- Polyworld Screenshot, 1994
- Stable release: 2.6 / Feb 2015
- Written in: C++, Python
- License: Apple Public Source License
- Repository: github.com/polyworld/polyworld ;

= Polyworld =

AI life simulation using evolutionary algorithms

Polyworld is a cross-platform (Linux, Mac OS X) program written by Larry Yaeger to evolve Artificial Intelligence through natural selection and evolutionary algorithms.

It uses the Qt graphics toolkit and OpenGL to display a graphical environment in which a population of trapezoid agents search for food, mate, have offspring, and prey on each other. The population is typically only in the hundreds, as each individual is rather complex and the environment consumes considerable computer resources.
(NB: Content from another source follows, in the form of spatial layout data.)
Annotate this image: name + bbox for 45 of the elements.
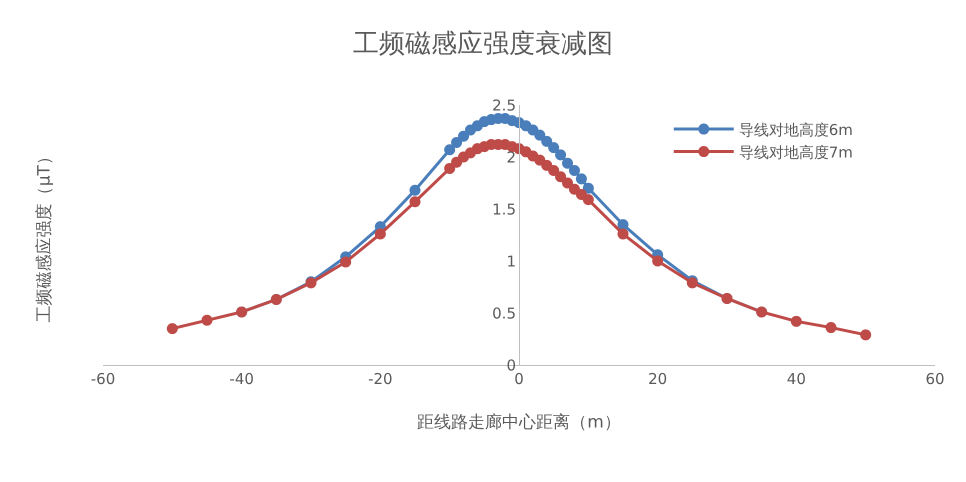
point xyxy=(202,314,212,326)
point xyxy=(534,130,546,141)
point xyxy=(582,194,594,206)
point xyxy=(790,316,802,327)
y-axis-title: 工频磁感应强度（μT） xyxy=(34,148,54,322)
point xyxy=(860,329,872,340)
x-tick-label: 40 xyxy=(786,370,806,388)
point xyxy=(458,130,470,142)
x-tick-label: -60 xyxy=(90,370,116,388)
x-axis-title: 距线路走廊中心距离（m） xyxy=(417,412,621,432)
x-tick-label: -40 xyxy=(229,370,254,388)
point xyxy=(374,228,386,240)
legend-label: 导线对地高度6m xyxy=(738,120,853,139)
point xyxy=(582,182,594,194)
x-tick-label: -20 xyxy=(368,370,393,388)
point xyxy=(618,219,628,230)
point xyxy=(826,322,836,334)
point xyxy=(410,184,420,196)
y-tick-label: 0 xyxy=(506,356,516,374)
y-tick-label: 2 xyxy=(506,148,516,166)
y-tick-label: 0.5 xyxy=(492,304,516,322)
chart-title: 工频磁感应强度衰减图 xyxy=(353,28,613,58)
point xyxy=(541,136,552,147)
point xyxy=(444,162,456,174)
point xyxy=(562,158,574,169)
x-tick-label: 60 xyxy=(925,370,945,388)
point xyxy=(340,256,352,268)
point xyxy=(562,178,574,188)
point xyxy=(568,165,580,176)
legend-label: 导线对地高度7m xyxy=(738,143,853,162)
point xyxy=(548,165,560,176)
y-tick-label: 1.5 xyxy=(492,200,516,218)
point xyxy=(548,142,560,154)
point xyxy=(410,196,420,208)
point xyxy=(576,173,587,184)
x-tick-label: 20 xyxy=(648,370,668,388)
point xyxy=(618,228,628,240)
point xyxy=(555,149,566,160)
y-tick-label: 2.5 xyxy=(492,96,516,114)
point xyxy=(451,136,462,148)
point xyxy=(166,323,178,334)
point xyxy=(444,144,456,156)
y-tick-label: 1 xyxy=(506,252,516,270)
point xyxy=(652,256,664,266)
point xyxy=(555,171,566,182)
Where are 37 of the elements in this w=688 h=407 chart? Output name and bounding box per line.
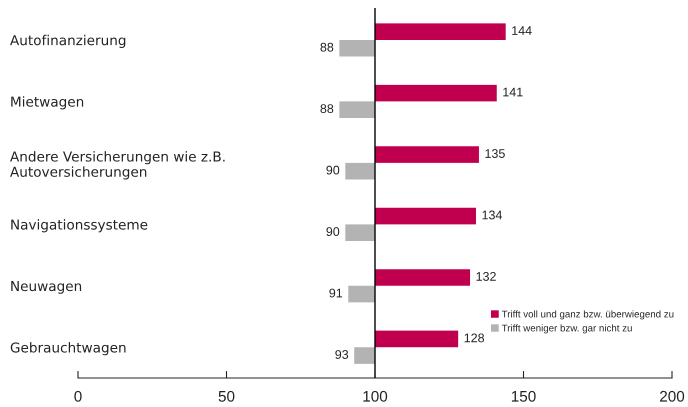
y-tick-label: Neuwagen: [11, 281, 82, 294]
data-label: 135: [485, 149, 505, 158]
bar: [348, 286, 375, 302]
x-tick-label: 0: [74, 390, 82, 402]
bar: [375, 146, 479, 163]
data-label: 141: [503, 88, 523, 96]
y-tick-label: Navigationssysteme: [11, 219, 148, 232]
x-tick-label: 150: [512, 390, 536, 402]
x-tick-label: 200: [660, 390, 684, 402]
x-tick-label: 50: [218, 390, 234, 402]
bar: [375, 269, 470, 286]
legend-label: Trifft weniger bzw. gar nicht zu: [502, 324, 632, 334]
bar: [375, 208, 476, 224]
bar: [345, 224, 375, 241]
data-label: 128: [464, 333, 484, 342]
data-label: 88: [320, 42, 334, 52]
y-tick-label: Andere Versicherungen wie z.B. Autoversicherungen: [10, 151, 225, 180]
y-tick-label: Autofinanzierung: [10, 34, 126, 48]
y-tick-label: Mietwagen: [11, 96, 84, 110]
bar: [375, 23, 506, 40]
bar: [375, 84, 497, 102]
bar: [339, 40, 375, 57]
data-label: 144: [512, 26, 532, 35]
y-tick-label: Gebrauchtwagen: [10, 342, 126, 356]
data-label: 90: [326, 166, 340, 175]
bar: [354, 347, 375, 364]
bar: [375, 330, 458, 348]
data-label: 90: [326, 227, 340, 236]
x-tick-label: 100: [363, 390, 388, 402]
data-label: 88: [320, 104, 334, 114]
legend-label: Trifft voll und ganz bzw. überwiegend zu: [502, 310, 674, 320]
bar: [339, 101, 375, 118]
data-label: 132: [476, 272, 496, 281]
data-label: 93: [335, 350, 348, 359]
bar: [345, 162, 375, 180]
data-label: 91: [329, 288, 342, 298]
data-label: 134: [482, 210, 502, 220]
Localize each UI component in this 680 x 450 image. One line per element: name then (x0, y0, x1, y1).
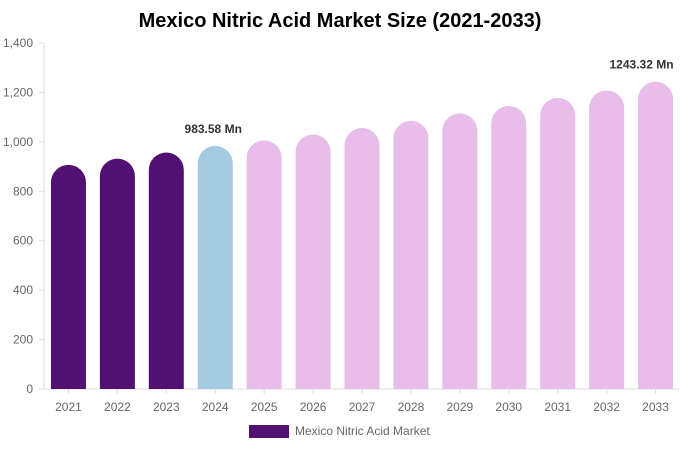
data-label-2033: 1243.32 Mn (610, 58, 674, 72)
bar-2028[interactable] (393, 120, 429, 389)
x-tick-label: 2026 (300, 400, 327, 414)
y-tick-label: 200 (13, 333, 33, 347)
bar-2026[interactable] (295, 134, 331, 389)
legend[interactable]: Mexico Nitric Acid Market (249, 424, 430, 438)
x-tick-label: 2030 (495, 400, 522, 414)
x-tick-label: 2027 (349, 400, 376, 414)
bar-2022[interactable] (99, 158, 135, 389)
bar-2025[interactable] (246, 140, 282, 389)
x-tick-label: 2024 (202, 400, 229, 414)
y-tick-label: 400 (13, 283, 33, 297)
x-tick-label: 2022 (104, 400, 131, 414)
axes: 0 200 400 600 800 1,000 1,200 1,400 2021 2022 2023… (3, 36, 680, 414)
y-tick-label: 1,400 (3, 36, 33, 50)
bar-2030[interactable] (491, 106, 527, 390)
y-tick-label: 1,000 (3, 135, 33, 149)
x-tick-label: 2028 (398, 400, 425, 414)
legend-label: Mexico Nitric Acid Market (295, 424, 430, 438)
x-tick-label: 2031 (544, 400, 571, 414)
x-tick-label: 2033 (642, 400, 669, 414)
bar-2024[interactable] (197, 145, 233, 389)
bar-2021[interactable] (50, 164, 86, 389)
y-tick-label: 800 (13, 184, 33, 198)
y-tick-label: 600 (13, 234, 33, 248)
bar-2027[interactable] (344, 128, 380, 389)
bar-2032[interactable] (589, 90, 625, 389)
bar-2029[interactable] (442, 113, 478, 389)
chart-title: Mexico Nitric Acid Market Size (2021-203… (138, 10, 542, 32)
bar-2023[interactable] (148, 152, 184, 389)
x-tick-label: 2029 (446, 400, 473, 414)
data-label-2024: 983.58 Mn (185, 122, 242, 136)
x-tick-label: 2025 (251, 400, 278, 414)
bars (50, 81, 674, 390)
x-tick-label: 2023 (153, 400, 180, 414)
legend-swatch (249, 424, 289, 438)
bar-2031[interactable] (540, 97, 576, 389)
bar-2033[interactable] (638, 81, 674, 389)
y-tick-label: 0 (26, 382, 33, 396)
x-tick-label: 2032 (593, 400, 620, 414)
y-tick-label: 1,200 (3, 85, 33, 99)
x-tick-label: 2021 (55, 400, 82, 414)
data-labels: 983.58 Mn 1243.32 Mn (185, 58, 674, 136)
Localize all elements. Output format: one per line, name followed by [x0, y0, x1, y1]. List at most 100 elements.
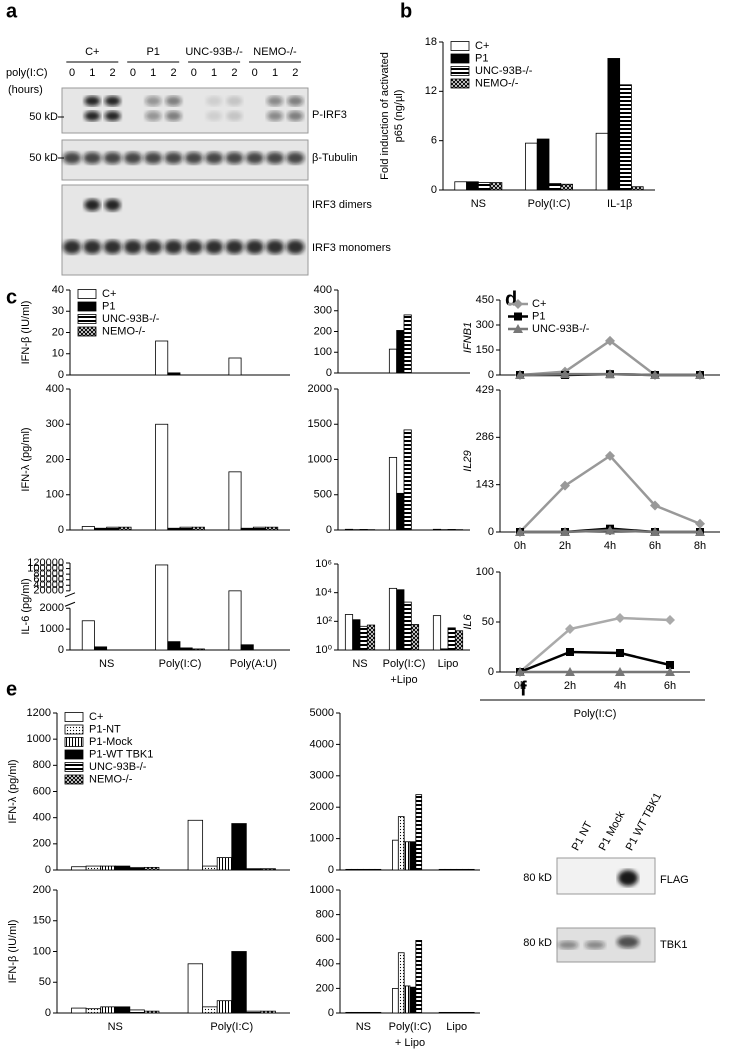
bar — [240, 527, 254, 531]
bar — [438, 1011, 446, 1014]
bar — [100, 1006, 116, 1014]
unit-label: (hours) — [8, 84, 43, 96]
lane-label: 1 — [272, 67, 278, 79]
y-tick-label: 100000 — [27, 562, 64, 574]
y-tick-label: 18 — [425, 36, 437, 48]
blot-band — [123, 152, 142, 164]
bar — [447, 529, 456, 531]
y-axis-label: IFN-β (IU/ml) — [7, 920, 19, 984]
group-label: C+ — [85, 46, 99, 58]
blot-band — [267, 111, 283, 121]
bar — [191, 648, 205, 651]
y-tick-label: 1000 — [27, 733, 51, 745]
y-tick-label: 0 — [488, 369, 494, 381]
blot-band — [184, 240, 203, 254]
bar — [388, 456, 398, 531]
lane-label: 0 — [69, 67, 75, 79]
y-axis-label: IL6 — [462, 613, 474, 629]
marker — [665, 667, 675, 676]
legend-marker — [514, 312, 522, 321]
y-tick-label: 100 — [46, 489, 64, 501]
group-label: P1 — [146, 46, 159, 58]
x-tick-label: 0h — [514, 680, 526, 692]
blot-band — [266, 152, 284, 164]
blot-band — [585, 941, 605, 949]
band-label: IRF3 monomers — [312, 242, 391, 254]
marker — [665, 615, 675, 625]
bar — [403, 985, 411, 1014]
bar — [467, 868, 475, 871]
marker — [565, 624, 575, 634]
y-tick-label: 20000 — [33, 585, 64, 597]
y-tick-label: 100 — [314, 346, 332, 358]
blot-band — [83, 240, 102, 254]
y-tick-label: 2000 — [310, 801, 334, 813]
bar — [392, 988, 399, 1014]
lane-label: 1 — [211, 67, 217, 79]
x-tick-label: NS — [352, 658, 367, 670]
x-tick-label: Poly(I:C) — [383, 658, 426, 670]
blot-band — [206, 96, 223, 106]
blot-band — [164, 240, 183, 254]
blot-strip — [61, 184, 309, 276]
bar — [403, 841, 411, 871]
y-tick-label: 10 — [52, 348, 64, 360]
y-tick-label: 80000 — [33, 568, 64, 580]
bar — [359, 625, 368, 651]
bar — [344, 528, 354, 531]
blot-band — [104, 199, 121, 211]
bar — [202, 1006, 218, 1014]
y-tick-label: 400 — [314, 284, 332, 296]
bar — [444, 868, 452, 871]
bar — [456, 868, 463, 871]
y-axis-label: IFNB1 — [462, 322, 474, 353]
y-tick-label: 200 — [33, 838, 51, 850]
y-tick-label: 10⁰ — [315, 644, 332, 656]
y-tick-label: 2000 — [308, 383, 332, 395]
x-tick-label: Lipo — [446, 1021, 467, 1033]
blot-band — [266, 240, 284, 254]
bar — [245, 868, 262, 871]
x-tick-label: 8h — [694, 540, 706, 552]
bar — [228, 590, 242, 651]
bar — [114, 1006, 131, 1014]
lane-label: 0 — [252, 67, 258, 79]
bar — [410, 624, 420, 651]
legend-label: NEMO-/- — [102, 325, 146, 337]
bar — [409, 986, 417, 1014]
blot-strip — [556, 857, 656, 895]
legend-swatch — [64, 749, 84, 760]
bar — [388, 348, 398, 374]
panel-label: c — [6, 286, 17, 308]
legend-label: P1 — [475, 52, 488, 64]
y-tick-label: 800 — [33, 759, 51, 771]
y-tick-label: 10⁴ — [315, 587, 332, 599]
bar — [357, 1011, 364, 1014]
bar — [155, 423, 169, 531]
bar — [191, 526, 205, 531]
blot-band — [558, 941, 578, 949]
x-tick-label: Poly(A:U) — [230, 658, 277, 670]
axis-break — [64, 601, 76, 607]
x-tick-sublabel: + Lipo — [395, 1037, 425, 1049]
bar — [450, 868, 458, 871]
legend-swatch — [450, 66, 470, 76]
blot-band — [205, 152, 224, 164]
bar — [403, 429, 412, 531]
bar — [143, 1010, 160, 1014]
x-tick-label: NS — [356, 1021, 371, 1033]
band-label: β-Tubulin — [312, 152, 358, 164]
lane-label: 2 — [292, 67, 298, 79]
bar — [94, 527, 108, 531]
blot-band — [245, 152, 264, 164]
legend-marker — [513, 299, 523, 309]
bar — [129, 1009, 145, 1014]
bar — [447, 627, 456, 651]
blot-band — [205, 240, 224, 254]
lane-label: 1 — [89, 67, 95, 79]
panel-label: f — [520, 678, 527, 700]
blot-band — [104, 96, 121, 106]
bar — [366, 624, 376, 651]
bar — [71, 1007, 87, 1014]
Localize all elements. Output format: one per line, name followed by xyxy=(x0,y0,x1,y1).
The graphical environment is necessary since the individuals actually move around the 2-D plane and must be able to "see." Since some basic abilities, like eating carcasses or randomly generated food, seeing other individuals, mating or fighting with them, etc., are possible, a number of interesting behaviours have been observed to spontaneously arise after prolonged evolution, such as cannibalism, predators and prey, and mimicry.

Each individual makes decisions based on a neural net using Hebbian learning; the neural net is derived from each individual's genome. The genome does not merely specify the wiring of the neural nets, but also determines their size, speed, color, mutation rate and a number of other factors. The genome is randomly mutated at a set probability, which are also changed in descendant organisms.